The attack went on for some time, McDonald told the court, and Butz's partner "began to wonder if he was ever going to leave, so she made up a lie to see if she could put an end to this.”

She told Kalebu they had a friend coming over at 5 a.m. to take them to a wedding.

"Don't worry," Kalebu replied.

He planned to leave before then, and he appeared to know he'd be the subject of a manhunt as soon as he did.

“I know you’re going to call the police," he said, according to McDonald. "They all do. But I’ll be long gone.”

They offered him their purses, left earlier on a table in the kitchen. That wasn't what he'd come for. He took them into another bedroom in the house, where he'd apparently undressed and left his jeans.
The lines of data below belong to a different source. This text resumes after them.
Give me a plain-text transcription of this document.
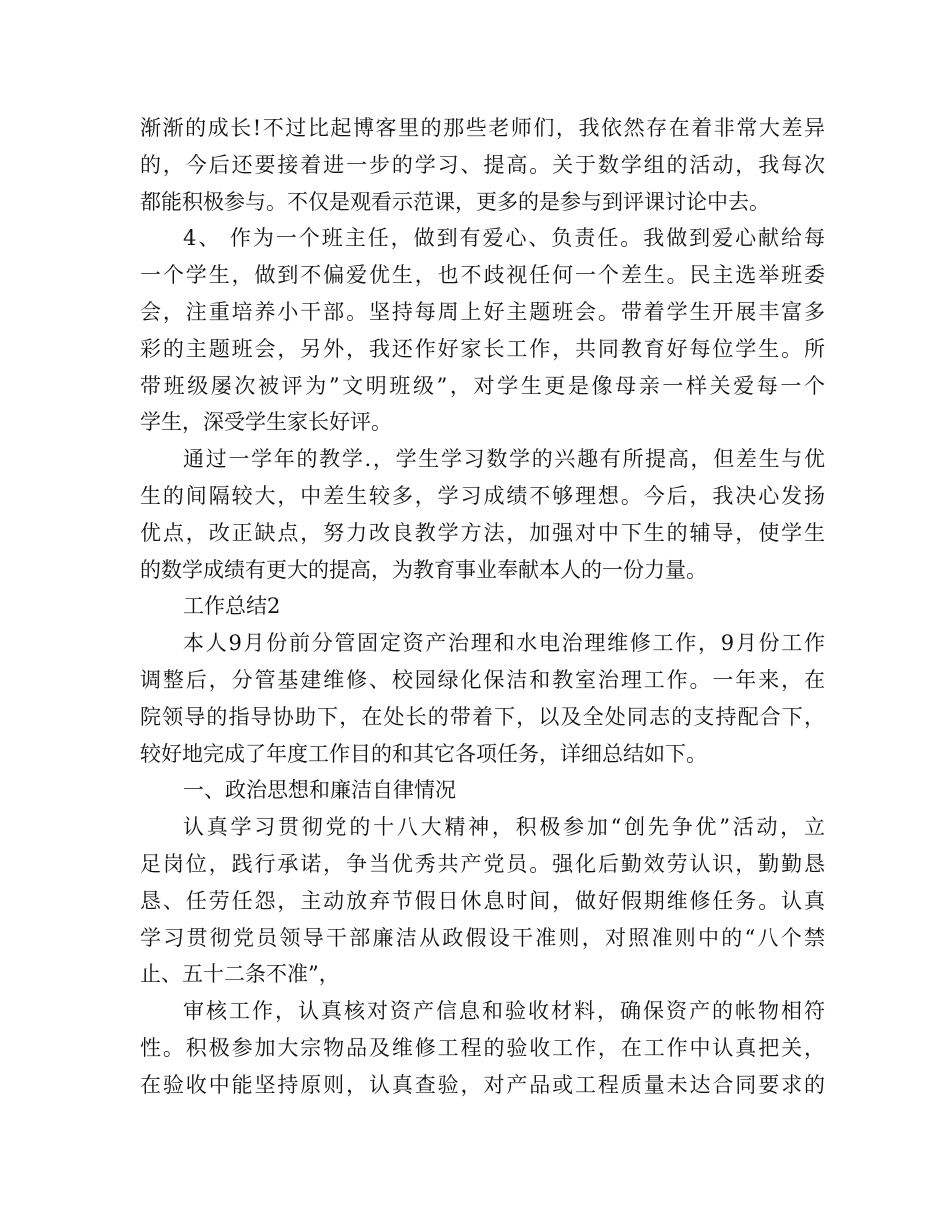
渐渐的成长!不过比起博客里的那些老师们，我依然存在着非常大差异
的，今后还要接着进一步的学习、提高。关于数学组的活动，我每次
都能积极参与。不仅是观看示范课，更多的是参与到评课讨论中去。
4、 作为一个班主任，做到有爱心、负责任。我做到爱心献给每
一个学生，做到不偏爱优生，也不歧视任何一个差生。民主选举班委
会，注重培养小干部。坚持每周上好主题班会。带着学生开展丰富多
彩的主题班会，另外，我还作好家长工作，共同教育好每位学生。所
带班级屡次被评为”文明班级”，对学生更是像母亲一样关爱每一个
学生，深受学生家长好评。
通过一学年的教学.，学生学习数学的兴趣有所提高，但差生与优
生的间隔较大，中差生较多，学习成绩不够理想。今后，我决心发扬
优点，改正缺点，努力改良教学方法，加强对中下生的辅导，使学生
的数学成绩有更大的提高，为教育事业奉献本人的一份力量。
工作总结2
本人9月份前分管固定资产治理和水电治理维修工作，9月份工作
调整后，分管基建维修、校园绿化保洁和教室治理工作。一年来，在
院领导的指导协助下，在处长的带着下，以及全处同志的支持配合下，
较好地完成了年度工作目的和其它各项任务，详细总结如下。
一、政治思想和廉洁自律情况
认真学习贯彻党的十八大精神，积极参加“创先争优”活动，立
足岗位，践行承诺，争当优秀共产党员。强化后勤效劳认识，勤勤恳
恳、任劳任怨，主动放弃节假日休息时间，做好假期维修任务。认真
学习贯彻党员领导干部廉洁从政假设干准则，对照准则中的“八个禁
止、五十二条不准”，
审核工作，认真核对资产信息和验收材料，确保资产的帐物相符
性。积极参加大宗物品及维修工程的验收工作，在工作中认真把关，
在验收中能坚持原则，认真查验，对产品或工程质量未达合同要求的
There, he reached into his jeans and pulled out another knife. Then he took them back into their bedroom.

“With a knife in each hand, he started to slash at their throats," McDonald said.

The women began to fight back.

Kalebu punched Butz, McDonald said (an autopsy later showed her three bottom teeth broken and pushed back). He stabbed Butz in the left arm. He slashed her neck seven times, one of the slashes five and a half inches long. He slashed her partner's neck. He stabbed Butz in the heart.

At one point, Butz tried to hold Kalebu off with a small metal table, then threw the table through the bedroom window, jumped out, and ran, naked and screaming, into the street where she later died. Kalebu, seeing this, began to flee, and Butz's partner followed him out of the bedroom, then turned and frantically tried to let herself out the front door.

It took some time. She was so covered in blood ("It looked like somebody had dumped a bucked of blood all over her body," Seattle Police Officer Thomas Berg testified today) that it was hard for her to turn the door handle.

Kalebu, McDonald said, "left the way he came—through an open window in the back of the house, in the bathroom.”